In 1987, President Reagan and General Secretary Gorbachev signed the Intermediate-Range Nuclear Forces (INF) Treaty. How did this treaty differ from previous nuclear arms agreements between the U.S.S.R. and the U.S.?

A

Rather than limit the number of nuclear weapons, the INF Treaty reduced the number of nuclear weapons by banning nuclear and conventional ground-launched ballistic and cruise missiles with intermediate-range nuclear warheads.

11
Q

In Eastern Europe, where did the collapse of Communism first begin?

A

Beginning in the early 1980s, the Polish trade union Solidarity emerged as an anti-bureaucratic rival base of power to Poland’s Communist Party. Headed by Lech Walesa, Solidarity fielded candidates in a free election in 1989. In 1990, Walesa was elected President.

12
Q

How did the Soviet Union react to the emergence of a non-Communist government in Poland in 1989?

A

The Soviet Union did not invoke the Brezhnev Doctrine, and instead let Poland chart its own course. Poland became the first Warsaw Pact country to break free from the Warsaw Pact, and the nations of Hungary, East Germany, Bulgaria, Czechoslovakia, and Romania followed.

In Berlin, it was not Gorbachev but Berliners themselves who tore down the Berlin Wall.

13
Q

Where did the Velvet Revolution take place in late 1989?

A

The Velvet Revolution broke out in Czechoslovakia in 1989, and was marked by its non-violence, hence the name “Velvet.”

Within a few days, the Communist Party in Czechoslovakia had dissolved, and the country held democratic elections in December 1989, electing democracy advocate Vaclav Havel as President.

In 1993, Czechoslovakia peacefully dissolved into Slovakia and the Czech Republic.

14
Q

What country reunified following the fall of the Berlin Wall?

A

In 1990, East and West Germany were reunified. For the next decade, Germany would be preoccupied with efforts to assist the former East Germany to reorientate itself into Germany proper.

15
Q

What was the effect of the 1989 Eastern European revolutions on the Soviet Union?

A

Several of the constituent republics which made up the Soviet Union began advocating for independence. In March 1990, Lithuania declared independence, followed by Estonia and Latvia.

By late 1991, the Soviet Union had dissolved into the Commonwealth of Independent States, comprised of the 15 former Soviet Republics, and Gorbachev had resigned.

16
Q

Who emerged as the leader of Russia after Gorbachev’s resignation?

A

Boris Yeltsin

Yeltsin had become popular after his efforts put down a coup aimed at restoring hard-line Communist Party control in Russia. Yeltsin was initially popular, but corruption during his tenure and a stagnant economy contributed to his replacement by Vladimir Putin in 2000.

17
Q

The disintegration of the former Yugoslavia led to what conflict?

A

The disintegration of Yugoslavia led to the Yugoslav Wars, as the Republic of Serbia attempted to prevent Croats and Bosnians from gaining freedom from Serbian control.

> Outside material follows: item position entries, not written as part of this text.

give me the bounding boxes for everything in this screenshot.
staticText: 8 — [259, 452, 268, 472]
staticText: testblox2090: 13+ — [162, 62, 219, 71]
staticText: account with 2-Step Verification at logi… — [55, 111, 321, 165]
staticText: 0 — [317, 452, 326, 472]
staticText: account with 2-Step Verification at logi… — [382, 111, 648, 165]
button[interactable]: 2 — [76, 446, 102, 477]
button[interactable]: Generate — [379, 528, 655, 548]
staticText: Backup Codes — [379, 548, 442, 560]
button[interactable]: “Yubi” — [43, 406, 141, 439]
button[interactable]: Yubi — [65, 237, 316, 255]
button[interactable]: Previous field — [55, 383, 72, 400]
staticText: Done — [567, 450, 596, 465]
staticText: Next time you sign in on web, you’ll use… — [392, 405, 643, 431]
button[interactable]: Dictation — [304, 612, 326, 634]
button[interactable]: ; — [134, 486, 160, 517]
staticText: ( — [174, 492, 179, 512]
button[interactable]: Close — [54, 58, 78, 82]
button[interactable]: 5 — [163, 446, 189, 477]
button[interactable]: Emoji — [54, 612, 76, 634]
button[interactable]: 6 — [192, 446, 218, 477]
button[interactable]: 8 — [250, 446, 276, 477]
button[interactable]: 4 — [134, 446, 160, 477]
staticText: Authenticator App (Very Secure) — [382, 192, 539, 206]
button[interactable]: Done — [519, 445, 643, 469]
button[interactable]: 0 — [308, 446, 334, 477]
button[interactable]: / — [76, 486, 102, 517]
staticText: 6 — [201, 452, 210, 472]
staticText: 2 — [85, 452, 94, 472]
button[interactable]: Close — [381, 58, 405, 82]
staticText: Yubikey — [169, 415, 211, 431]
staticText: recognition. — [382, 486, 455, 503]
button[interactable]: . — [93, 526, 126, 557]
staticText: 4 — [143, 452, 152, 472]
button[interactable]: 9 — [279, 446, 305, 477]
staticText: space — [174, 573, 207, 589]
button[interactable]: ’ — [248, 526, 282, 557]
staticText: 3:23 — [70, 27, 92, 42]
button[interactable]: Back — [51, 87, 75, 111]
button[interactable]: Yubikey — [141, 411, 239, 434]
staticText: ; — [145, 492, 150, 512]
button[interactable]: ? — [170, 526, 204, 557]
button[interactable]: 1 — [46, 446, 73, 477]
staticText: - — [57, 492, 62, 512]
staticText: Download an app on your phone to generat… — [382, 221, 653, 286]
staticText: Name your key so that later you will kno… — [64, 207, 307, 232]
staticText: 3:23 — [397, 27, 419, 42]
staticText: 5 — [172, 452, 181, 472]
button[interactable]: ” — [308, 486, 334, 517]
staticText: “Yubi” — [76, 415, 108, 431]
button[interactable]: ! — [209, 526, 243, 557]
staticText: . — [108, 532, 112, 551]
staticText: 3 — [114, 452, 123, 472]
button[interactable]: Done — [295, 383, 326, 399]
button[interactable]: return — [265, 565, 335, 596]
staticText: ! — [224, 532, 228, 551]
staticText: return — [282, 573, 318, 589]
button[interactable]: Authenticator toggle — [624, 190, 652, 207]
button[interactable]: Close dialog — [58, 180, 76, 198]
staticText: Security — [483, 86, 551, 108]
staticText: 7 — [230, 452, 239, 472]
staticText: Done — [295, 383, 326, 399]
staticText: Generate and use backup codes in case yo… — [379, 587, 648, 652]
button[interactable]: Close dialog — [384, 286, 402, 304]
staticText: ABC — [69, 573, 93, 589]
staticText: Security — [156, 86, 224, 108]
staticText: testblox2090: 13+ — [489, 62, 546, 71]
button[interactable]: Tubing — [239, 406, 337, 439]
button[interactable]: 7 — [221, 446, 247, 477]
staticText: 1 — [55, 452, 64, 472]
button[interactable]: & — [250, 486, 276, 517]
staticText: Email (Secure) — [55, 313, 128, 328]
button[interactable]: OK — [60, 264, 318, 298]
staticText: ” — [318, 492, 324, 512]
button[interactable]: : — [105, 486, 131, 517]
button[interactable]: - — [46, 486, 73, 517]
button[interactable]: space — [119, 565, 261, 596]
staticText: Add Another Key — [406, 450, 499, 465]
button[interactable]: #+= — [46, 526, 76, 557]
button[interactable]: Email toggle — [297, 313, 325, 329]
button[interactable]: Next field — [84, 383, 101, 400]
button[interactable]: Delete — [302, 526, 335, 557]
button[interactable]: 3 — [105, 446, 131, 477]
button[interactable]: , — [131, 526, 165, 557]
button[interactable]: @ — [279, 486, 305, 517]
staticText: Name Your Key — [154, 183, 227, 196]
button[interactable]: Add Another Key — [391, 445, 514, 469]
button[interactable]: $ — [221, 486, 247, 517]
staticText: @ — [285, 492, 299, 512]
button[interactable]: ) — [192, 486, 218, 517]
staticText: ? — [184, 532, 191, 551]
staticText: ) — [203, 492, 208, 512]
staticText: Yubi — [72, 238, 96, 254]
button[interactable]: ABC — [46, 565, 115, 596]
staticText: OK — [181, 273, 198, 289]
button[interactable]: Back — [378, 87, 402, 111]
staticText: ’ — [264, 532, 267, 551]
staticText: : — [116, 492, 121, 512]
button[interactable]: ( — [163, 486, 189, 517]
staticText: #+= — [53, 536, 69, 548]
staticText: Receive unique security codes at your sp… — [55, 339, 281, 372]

The war saw massive genocide, as the Serbian forces sought to “ethnically cleanse” Bosnia.

18
Q

The Dayton Accords, signed in 1995, resolved what conflict?

A

The Dayton Accords put an end to the three-and-a-half year-long war in Bosnia, which arose out of the Socialist Federal Republic of Yugoslavia.

U.S. President Clinton was instrumental in organizing the Accords and serving as mediator. NATO had previously conducted bombing raids to halt the conflict. In 1999, war again broke out in the region, and NATO conducted a second set of raids.

19
Q

The Good Friday Agreement, reached in 1998, was an attempt to resolve what conflict?

A

President Clinton had dispatched George Mitchell, a former Senate Majority Leader, to Ireland to broker a resolution to the fate of Northern Ireland, contested by Great Britain and the Republic of Ireland.

An agreement was reached on Good Friday, 1998. Although years of stalemate followed the Good Friday Agreement, it marked the start of a peaceful resolution of the Northern Ireland question.

20
Q

What did the Maastricht Treaty establish?

A

Signed in 1992, the Maastricht Treaty established the European Union, a supranational organization comprised of various member states, such as Germany, Portugal, and Greece.

The Maastricht Treaty also established a single currency for the Unions’ member states (except Britain), the euro.